La tradición del asado argentino: historia, ritual y sabor único
Según el reconocido ranking de Taste Atlas, está entre las 10 comidas de mejor calidad.
Por Ciudadano.News
24 Diciembre de 2024 - 19:45
24 Diciembre de 2024 - 19:45
24 Diciembre de 2024 / Ciudadano News / Sociedad
El asado argentino no es simplemente un plato, es una tradición que encierra secretos transmitidos de generación en generación, y que le ha valido un lugar destacado entre los 10 mejores platos del mundo, según el reconocido ranking de Taste Atlas. Más allá de ser una técnica culinaria, es un emblema cultural que combina sabor, encuentro y una herencia única.
Encender la parrilla en Argentina va más allá de un acto gastronómico. Es un verdadero ritual que empieza con la selección de los cortes, la preparación de las brasas y la organización de cada detalle: qué se servirá primero, cómo se condimentará y quién asumirá el papel protagónico del asador.

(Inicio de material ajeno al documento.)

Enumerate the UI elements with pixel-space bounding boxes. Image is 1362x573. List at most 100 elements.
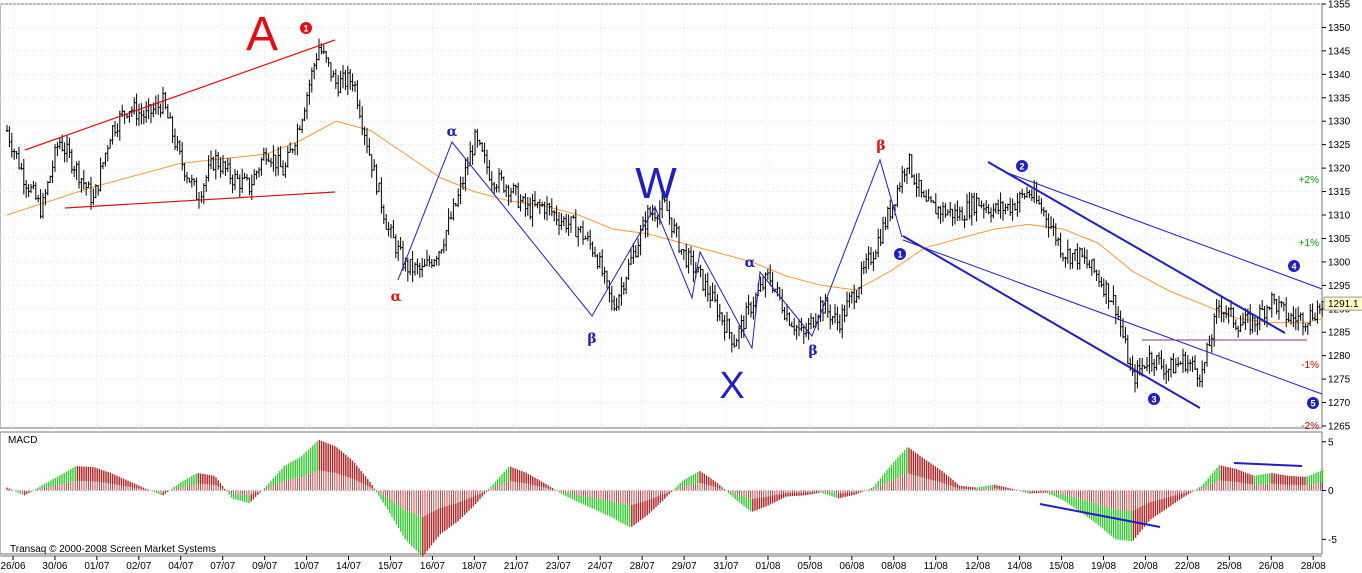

Este proceso no solo destaca por su complejidad, sino por la carga simbólica que tiene: unir a familiares y amigos alrededor del fuego.
El asado no necesita de celebraciones especiales, cualquier momento es propicio para compartir. Es un símbolo de la vida cotidiana, un escenario donde los argentinos conectan, dialogan y celebran la simpleza de estar juntos.
En esta tradición, el asador ocupa un lugar especial. Su destreza define el éxito del evento. Desde prender el fuego hasta saber el punto exacto de cocción que prefiere cada comensal, su conocimiento es clave. Más que un cocinero, es un guardián del ritual, alguien que equilibra la paciencia con la técnica y el amor por el oficio.

El asado argentino se diferencia no solo por la técnica, sino también por la calidad de su materia prima. El ganado argentino, criado en las vastas llanuras de la Pampa, produce una carne tierna, sabrosa y de alta calidad, ideal para todo tipo de cortes. Este factor, combinado con el tradicional método de cocción a la parrilla, eleva al asado a un nivel único que otros países no pueden igualar.
No es sorprendente, entonces, que haya alcanzado el puesto número 6 en el ranking global de Taste Atlas, superando a más de 11.000 platos evaluados. Entre los primeros lugares figuran la lechona colombiana, la pizza napolitana, la picanha brasileña, el rechta argelino y el curry phanaeng tailandés.
Los orígenes del asado argentino se remontan al siglo XVI, cuando las vacas llegaron a las tierras hoy conocidas como Argentina. En las extensas llanuras de la región pampeana, los gauchos —emblemas de la vida rural— encontraron en estos animales no solo una fuente de sustento, sino el inicio de una tradición culinaria.
En aquel entonces, las vacas eran animales salvajes que vagaban libremente. Los gauchos las cazaban, inicialmente para comerciar cuero y cebo, y aprovechaban la carne para alimentarse. Sus métodos eran rudimentarios: cavaban un pozo en la tierra, encendían una fogata en su interior y cocinaban los cortes directamente sobre las brasas.
Con el paso de los años, la población creció y surgieron nuevas técnicas para conservar y comercializar la carne. Esto permitió que el asado se trasladara del campo a la ciudad, convirtiéndose en un ícono nacional. Aunque muchos gauchos dejaron sus tierras para adaptarse a la vida urbana, llevaron consigo esta tradición, que se consolidó como un símbolo de la identidad argentina.